A anatomia e a função da camada ultraperiférica da pele
A epiderme é a camada mais externa da pele. A espessura da epiderme varia dependendo de onde no corpo está localizado. É o mais fino nas pálpebras, medindo apenas meio milímetro, e na sua espessura nas palmas das mãos e solas em 1,5 milímetros.
A anatomia da pele
A anatomia da pele é composta por três camadas: a epiderme, a derme e o tecido subcutâneo.

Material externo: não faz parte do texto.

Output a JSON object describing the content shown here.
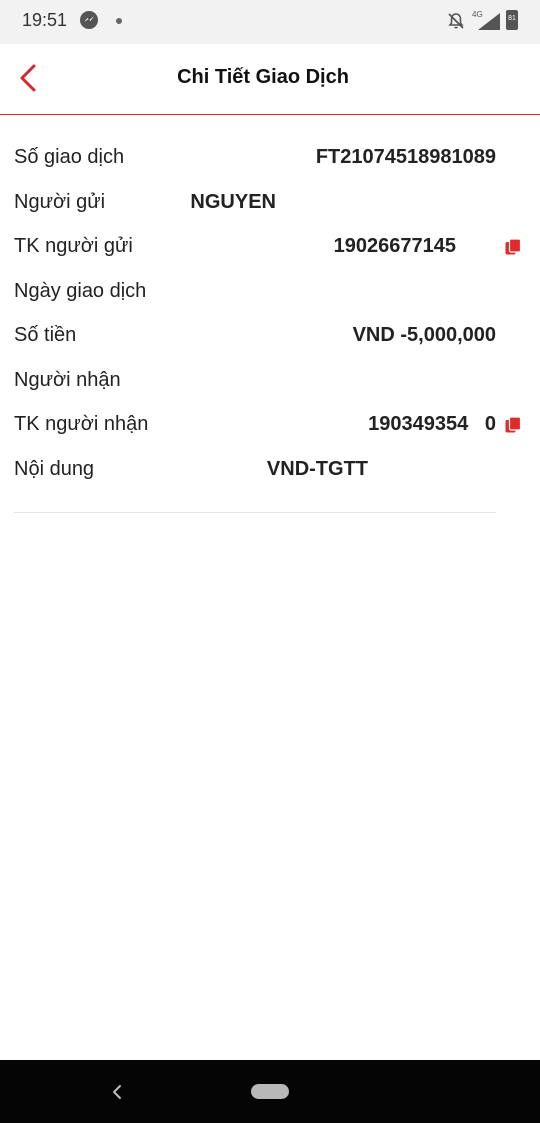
{
  "status_bar": {
    "time": "19:51",
    "network": "4G",
    "battery": "81",
    "icons": [
      "messenger-icon",
      "notification-dot-icon",
      "mute-bell-icon",
      "signal-icon",
      "battery-icon"
    ]
  },
  "header": {
    "title": "Chi Tiết Giao Dịch",
    "back_icon": "chevron-left-icon",
    "accent_color": "#d9262c"
  },
  "details": {
    "rows": [
      {
        "label": "Số giao dịch",
        "value": "FT21074518981089"
      },
      {
        "label": "Người gửi",
        "value": "NGUYEN"
      },
      {
        "label": "TK người gửi",
        "value": "19026677145",
        "copy_icon": "copy-icon"
      },
      {
        "label": "Ngày giao dịch",
        "value": ""
      },
      {
        "label": "Số tiền",
        "value": "VND -5,000,000"
      },
      {
        "label": "Người nhận",
        "value": ""
      },
      {
        "label": "TK người nhận",
        "value": "190349354   0",
        "copy_icon": "copy-icon"
      },
      {
        "label": "Nội dung",
        "value": "VND-TGTT"
      }
    ]
  },
  "nav_bar": {
    "icons": [
      "nav-back-icon",
      "nav-home-pill"
    ]
  }
}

Estas camadas são o lar de glândulas sudoríparas, glândulas de óleo, folículos pilosos , vasos sanguíneos e certas células imunes vitais.
Funções da epiderme
A epiderme atua como uma barreira que protege o corpo da radiação ultravioleta (UV), substâncias químicas nocivas e patógenos, como bactérias, vírus e fungos.
Historicamente, pensava-se que a função da epiderme era regular o fluido e proteger o corpo de lesões mecânicas. Nos últimos anos, chegamos a entender que é um sistema complexo que desempenha um papel fundamental na maneira como o sistema imunológico se comunica e direciona a defesa.
Dentro da epiderme existem várias camadas distintas, consistindo de (de baixo para cima):
- O estrato basal, também conhecido como camada celular basal, é a camada mais interna da epiderme. Essa camada contém células basais em forma de coluna que estão constantemente se dividindo e sendo empurradas para a superfície. O estrato basal é também o lar de melanócitos que produzem melanina (o pigmento responsável pela cor da pele). Quando expostos à luz solar, os melanócitos produzem mais melanina para melhor proteger a pele da exposição aos raios UV. Anormalidades no desenvolvimento dessas células podem levar ao melanoma , o tipo mais letal de câncer de pele.
- Estrato espinhoso também conhecido como a camada de células escamosas, é a camada mais espessa da epiderme localizada logo acima da camada basal. Estes são compostos de células basais que amadureceram em células escamosas, conhecidas como queratinócitos. Os queratinócitos são responsáveis pela produção de queratina, uma proteína protetora que forma a pele, unhas e cabelos. A camada escamosa também abriga células de Langerhans que se ligam a substâncias estranhas à medida que se infiltram na pele. É também responsável pela síntese de citocinas , um tipo de proteína que ajuda a regular a resposta imunológica.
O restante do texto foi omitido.